Prima di tutto, mi preme
sottolineare uno sfoggio di tecnica da parte di Sono che
probabilmente non ci aveva ancora offerto nel corso della sua
carriera, il film infatti è per buona parte un continuo
strutturarsi di piano sequenza in piano sequenza dove l’autore
gestisce una considerevole mole di attori sulla scena. È un
dato non da poco visto che la saturazione umana del quadro visivo
avrà costretto Sono alla creazione di uno storyboard molto
complesso, sicché una coordinazione di così tante
persone davanti alla mdp riprese in un flusso senza tagli gioca a suo
favore anche perché nel cinema contemporaneo è davvero
raro assistere a scene di massa.
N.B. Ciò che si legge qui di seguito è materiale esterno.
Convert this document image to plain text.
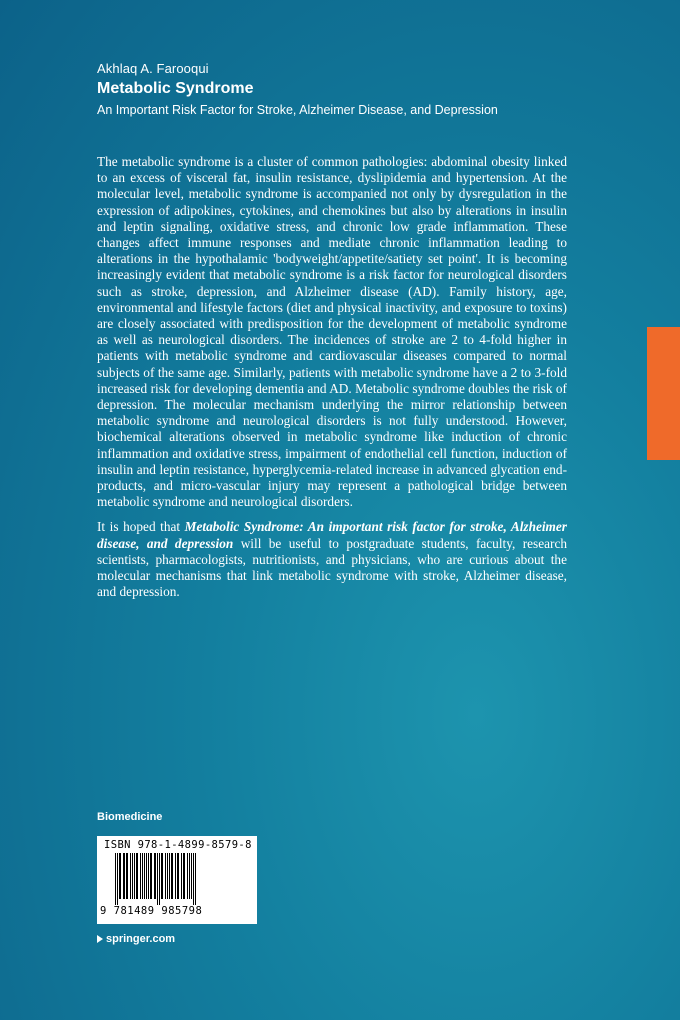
Akhlaq A. Farooqui
Metabolic Syndrome
An Important Risk Factor for Stroke, Alzheimer Disease, and Depression

The metabolic syndrome is a cluster of common pathologies: abdominal obesity linked to an excess of visceral fat, insulin resistance, dyslipidemia and hypertension. At the molecular level, metabolic syndrome is accompanied not only by dysregulation in the expression of adipokines, cytokines, and chemokines but also by alterations in insulin and leptin signaling, oxidative stress, and chronic low grade inflammation. These changes affect immune responses and mediate chronic inflammation leading to alterations in the hypothalamic 'bodyweight/appetite/satiety set point'. It is becoming increasingly evident that metabolic syndrome is a risk factor for neurological disorders such as stroke, depression, and Alzheimer disease (AD). Family history, age, environmental and lifestyle factors (diet and physical inactivity, and exposure to toxins) are closely associated with predisposition for the development of metabolic syndrome as well as neurological disorders. The incidences of stroke are 2 to 4-fold higher in patients with metabolic syndrome and cardiovascular diseases compared to normal subjects of the same age. Similarly, patients with metabolic syndrome have a 2 to 3-fold increased risk for developing dementia and AD. Metabolic syndrome doubles the risk of depression. The molecular mechanism underlying the mirror relationship between metabolic syndrome and neurological disorders is not fully understood. However, biochemical alterations observed in metabolic syndrome like induction of chronic inflammation and oxidative stress, impairment of endothelial cell function, induction of insulin and leptin resistance, hyperglycemia-related increase in advanced glycation end-products, and micro-vascular injury may represent a pathological bridge between metabolic syndrome and neurological disorders.

It is hoped that Metabolic Syndrome: An important risk factor for stroke, Alzheimer disease, and depression will be useful to postgraduate students, faculty, research scientists, pharmacologists, nutritionists, and physicians, who are curious about the molecular mechanisms that link metabolic syndrome with stroke, Alzheimer disease, and depression.

Biomedicine
ISBN 978-1-4899-8579-8
9 781489 985798
springer.com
Un altro plauso è indirizzato
all’edificazione del set che è vero che riporta ad un’idea
di Tokyo, e quindi neon, colori sfavillanti, traffico ed esseri
alienati, ma che al contempo sa suggerire un certo tasso di finzione capace di farci accettare di buon grado il contesto fittizio, la
baracconata, l’artificiosità al servizio dell’estetica,
per fare ciò Sono si è servito di Yuji Hayashida, già
collaboratore di Miike e Ishii, e di un collettivo di studenti che lo
hanno aiutato a mettere in piedi una Tokyo gemella dal sapore
pop-apocalittico. È comunque l’aspetto musicale a prendersi
giustamente il palcoscenico e diciamo che Sono non ha fatto altro che
trasportare il suo eruttante modus operandi anche in questo
settore, e così il beat, lanciato da un’arzilla dj, ci
accompagna per l’intera durata dell’opera, piaccia o meno Tokyo
Tribe è questo: un lungo videoclip che puntando il
compasso su una faida a suon di barre e assalti all’arma bianca
traccia un cerchio ampio come è l’universo di Sono.
Però, cercando di
asciugare il film dalla sua peculiare natura rapperiana, originale e
divertente quanto si vuole, il nucleo di Tokyo Tribe è
una storia di lotte interne fra bande rionali che si esplicitano in una
continua battaglia tra i clan. Le scene di lotta, pressoché
onnipresenti, paiono una copia presa ed incollata dalla pellicola
appena precedente Why Don’t You Play in Hell? (2013) dove
nuovamente avevamo gangster fumettistici e torrenti di sangue, tutte
robe che comunque erano già presenti, sebbene in forma più
embrionale, in Love Exposure (2008). Quello che mi sento di
dire è che centoventi minuti di cazzotti e fontane
emoglobiniche deprezzano la veste innovante (almeno nell’ottica
sononiana) che il film presenta. Perché è chiaro che a
questo punto a Sono non interessa più fornire dei messaggi,
dei significati (il primo contro-esempio che mi viene è
Noriko’s Dinner Table, 2005),
quello che inscena non ha niente dietro se non il puro piacere,
appunto, di inscenare, e in
suddetta traiettoria non è affatto un caso che il finale sia
un banalotto annuncio di pacificazione con allegro coro di gruppo
conclusivo, d’altronde da vuote premesse non poteva che finire
così. Direi che la piega presa da Sono con Tokyo Tribe
non rientra nei gusti di chi scrive e presumo nemmeno nei vostri,
vedremo cosa ci riserverà il sestetto del 2015.